Tuesday, February 22, 2011

Wisconsin's Options

Facing a $3.6 billion deficit, Wisconsin Governor Scott K. Walker proposed budget cuts that would balance the budget as well as a process to ensure that the people of Wisconsin are empowered to decide if state employees paid by their tax dollars would be able to receive pay hike beyond the consumer price index. As a result, big unions and public employees, focused on their own agenda and not that of the people of Wisconsin, began major protests in the state capitol of Madison. The protests have become national news, with national politicians such as President Barack Obama and Speaker John Boehner (R-Ohio) chiming in. Pundits all over the cable news networks and columnists at national newspapers have also chimed in on the situation.
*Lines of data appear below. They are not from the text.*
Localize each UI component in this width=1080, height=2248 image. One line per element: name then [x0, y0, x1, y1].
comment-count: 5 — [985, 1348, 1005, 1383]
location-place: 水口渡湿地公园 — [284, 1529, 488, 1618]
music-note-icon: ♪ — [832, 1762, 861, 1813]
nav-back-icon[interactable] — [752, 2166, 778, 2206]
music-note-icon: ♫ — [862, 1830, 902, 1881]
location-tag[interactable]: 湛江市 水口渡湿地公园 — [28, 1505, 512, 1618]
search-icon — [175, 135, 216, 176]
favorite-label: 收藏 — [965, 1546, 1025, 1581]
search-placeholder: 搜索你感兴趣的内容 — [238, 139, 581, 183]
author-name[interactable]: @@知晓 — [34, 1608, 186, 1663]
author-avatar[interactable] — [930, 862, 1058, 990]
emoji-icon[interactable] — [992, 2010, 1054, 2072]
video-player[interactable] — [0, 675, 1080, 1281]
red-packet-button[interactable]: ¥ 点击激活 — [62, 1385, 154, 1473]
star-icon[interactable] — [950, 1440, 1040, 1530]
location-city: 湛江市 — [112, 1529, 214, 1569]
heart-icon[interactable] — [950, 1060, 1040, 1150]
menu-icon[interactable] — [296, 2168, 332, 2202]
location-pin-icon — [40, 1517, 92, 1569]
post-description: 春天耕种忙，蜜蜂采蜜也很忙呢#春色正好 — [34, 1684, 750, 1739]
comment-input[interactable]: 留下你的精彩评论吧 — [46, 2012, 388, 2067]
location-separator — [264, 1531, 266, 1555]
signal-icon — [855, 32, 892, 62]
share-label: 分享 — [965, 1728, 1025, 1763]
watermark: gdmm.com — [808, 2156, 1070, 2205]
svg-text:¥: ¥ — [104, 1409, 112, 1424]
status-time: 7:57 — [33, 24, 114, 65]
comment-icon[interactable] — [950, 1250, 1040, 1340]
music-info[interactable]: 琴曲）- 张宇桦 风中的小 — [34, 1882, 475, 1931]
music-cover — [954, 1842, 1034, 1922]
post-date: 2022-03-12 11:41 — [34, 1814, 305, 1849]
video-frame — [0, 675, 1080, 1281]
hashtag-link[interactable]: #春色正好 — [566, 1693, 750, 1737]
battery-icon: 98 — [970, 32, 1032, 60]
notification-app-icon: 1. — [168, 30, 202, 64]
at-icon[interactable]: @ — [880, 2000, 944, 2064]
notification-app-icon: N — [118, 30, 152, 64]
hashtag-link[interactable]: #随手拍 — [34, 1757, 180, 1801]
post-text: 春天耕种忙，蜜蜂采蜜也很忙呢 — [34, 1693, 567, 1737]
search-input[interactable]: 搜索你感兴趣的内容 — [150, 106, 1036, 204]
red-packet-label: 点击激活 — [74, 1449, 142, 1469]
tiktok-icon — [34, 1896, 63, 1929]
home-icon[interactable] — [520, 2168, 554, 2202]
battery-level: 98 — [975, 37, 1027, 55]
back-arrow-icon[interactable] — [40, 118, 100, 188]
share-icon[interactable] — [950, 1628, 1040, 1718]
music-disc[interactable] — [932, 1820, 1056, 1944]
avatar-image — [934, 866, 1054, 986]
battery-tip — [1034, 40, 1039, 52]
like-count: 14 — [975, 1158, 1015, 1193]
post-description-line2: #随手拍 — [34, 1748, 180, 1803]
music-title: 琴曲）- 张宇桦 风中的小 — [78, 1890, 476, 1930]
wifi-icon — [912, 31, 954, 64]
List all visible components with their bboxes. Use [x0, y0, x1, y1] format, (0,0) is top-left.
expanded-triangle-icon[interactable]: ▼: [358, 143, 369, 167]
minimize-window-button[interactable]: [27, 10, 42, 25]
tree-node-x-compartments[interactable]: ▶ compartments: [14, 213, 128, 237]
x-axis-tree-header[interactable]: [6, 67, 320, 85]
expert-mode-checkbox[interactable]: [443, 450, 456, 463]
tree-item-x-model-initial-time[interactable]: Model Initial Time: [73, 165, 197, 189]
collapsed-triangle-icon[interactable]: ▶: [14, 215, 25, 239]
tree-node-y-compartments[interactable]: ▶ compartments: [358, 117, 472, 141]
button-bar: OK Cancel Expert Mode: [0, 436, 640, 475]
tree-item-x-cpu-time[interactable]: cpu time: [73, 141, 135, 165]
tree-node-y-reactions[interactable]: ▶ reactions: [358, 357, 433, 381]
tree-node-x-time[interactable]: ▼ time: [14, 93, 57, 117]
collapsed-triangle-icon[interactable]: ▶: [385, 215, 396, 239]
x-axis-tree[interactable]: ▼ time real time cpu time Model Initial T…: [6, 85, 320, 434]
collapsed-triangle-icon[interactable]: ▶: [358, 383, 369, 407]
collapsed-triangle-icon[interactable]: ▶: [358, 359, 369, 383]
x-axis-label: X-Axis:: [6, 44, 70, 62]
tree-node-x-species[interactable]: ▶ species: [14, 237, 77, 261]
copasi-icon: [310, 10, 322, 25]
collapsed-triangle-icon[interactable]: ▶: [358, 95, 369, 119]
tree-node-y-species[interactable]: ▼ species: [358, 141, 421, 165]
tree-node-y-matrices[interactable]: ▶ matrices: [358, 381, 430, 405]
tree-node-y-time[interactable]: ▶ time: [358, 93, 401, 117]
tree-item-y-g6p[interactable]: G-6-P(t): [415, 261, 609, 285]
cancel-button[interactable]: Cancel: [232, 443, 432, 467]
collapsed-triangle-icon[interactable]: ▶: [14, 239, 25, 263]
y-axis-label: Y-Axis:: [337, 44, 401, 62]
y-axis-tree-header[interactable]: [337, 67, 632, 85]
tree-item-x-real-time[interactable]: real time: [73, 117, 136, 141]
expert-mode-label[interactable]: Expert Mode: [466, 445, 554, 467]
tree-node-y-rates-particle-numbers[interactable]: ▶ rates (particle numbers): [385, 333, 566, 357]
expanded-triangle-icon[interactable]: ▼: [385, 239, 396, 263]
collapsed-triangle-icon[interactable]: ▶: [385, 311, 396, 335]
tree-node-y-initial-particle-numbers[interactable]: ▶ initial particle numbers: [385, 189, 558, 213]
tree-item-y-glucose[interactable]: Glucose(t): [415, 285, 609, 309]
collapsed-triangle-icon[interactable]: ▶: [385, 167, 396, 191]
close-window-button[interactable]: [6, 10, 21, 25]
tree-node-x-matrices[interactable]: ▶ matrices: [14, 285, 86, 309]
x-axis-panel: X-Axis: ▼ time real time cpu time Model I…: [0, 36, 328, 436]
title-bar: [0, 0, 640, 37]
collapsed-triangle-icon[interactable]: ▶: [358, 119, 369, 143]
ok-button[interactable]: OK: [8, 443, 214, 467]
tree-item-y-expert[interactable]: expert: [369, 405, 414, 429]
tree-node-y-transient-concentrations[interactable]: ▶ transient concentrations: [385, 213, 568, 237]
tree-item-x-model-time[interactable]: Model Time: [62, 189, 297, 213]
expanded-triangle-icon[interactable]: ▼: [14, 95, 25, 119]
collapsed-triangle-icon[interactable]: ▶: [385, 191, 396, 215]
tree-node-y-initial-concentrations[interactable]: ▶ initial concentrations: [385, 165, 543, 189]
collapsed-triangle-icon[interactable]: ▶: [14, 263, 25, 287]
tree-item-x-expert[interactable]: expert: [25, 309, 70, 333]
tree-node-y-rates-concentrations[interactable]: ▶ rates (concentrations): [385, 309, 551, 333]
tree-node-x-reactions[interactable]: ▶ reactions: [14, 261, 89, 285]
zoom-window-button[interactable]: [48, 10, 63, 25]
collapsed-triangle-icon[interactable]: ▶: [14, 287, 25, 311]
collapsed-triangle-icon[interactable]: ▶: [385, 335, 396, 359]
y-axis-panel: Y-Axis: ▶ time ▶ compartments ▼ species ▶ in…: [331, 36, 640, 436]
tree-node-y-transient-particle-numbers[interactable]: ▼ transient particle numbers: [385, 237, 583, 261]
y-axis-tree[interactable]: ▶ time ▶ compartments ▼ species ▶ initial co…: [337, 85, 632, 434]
When it comes down to it, Governor Walker has three options for fixing Wisconsin's budget woes:
  1. Hike Taxes: Governor Walker could propose a tax hike to raise the $3.6 billion needed to balance out the budget. However, the people of Wisconsin sent a clear message last year that they would not accept tax hikes, and Governor Walker was elected on a promise to not raise taxes. In fact, many in Wisconsin elected Governor Walker because of his promises to reduce taxes, enabling the growth of small business and the creation of jobs. 
  2. Add Debt: Governor Walker could propose simply borrowing more money to finance unsustainable spending. Unfortunately, such a concept was rejected by Wisconsin voters and would lead the state into an even worse long-term deficit problem, as the debt would need to be paid back. Wisconsin would simply end up in a worse situation, such as what California is in.
  3. Curb Spending: Governor Walker could propose a budget that curbs spending, as he promised to do when running for office. In doing this, taxes would remain the same or be cut, and deficit would not grow. 
Obviously, Option #3 makes the most sense, and it is what the Governor is trying to pursue. The people of Wisconsin sent a message that new debt and new taxes were unacceptable, and Governor Walker must carry out the will of the people. Less than 10% of Wisconsin workers are members of unions. The interest of the over 90% Wisconsin workers who are non-union must be prioritized over the loud voices of the big unions.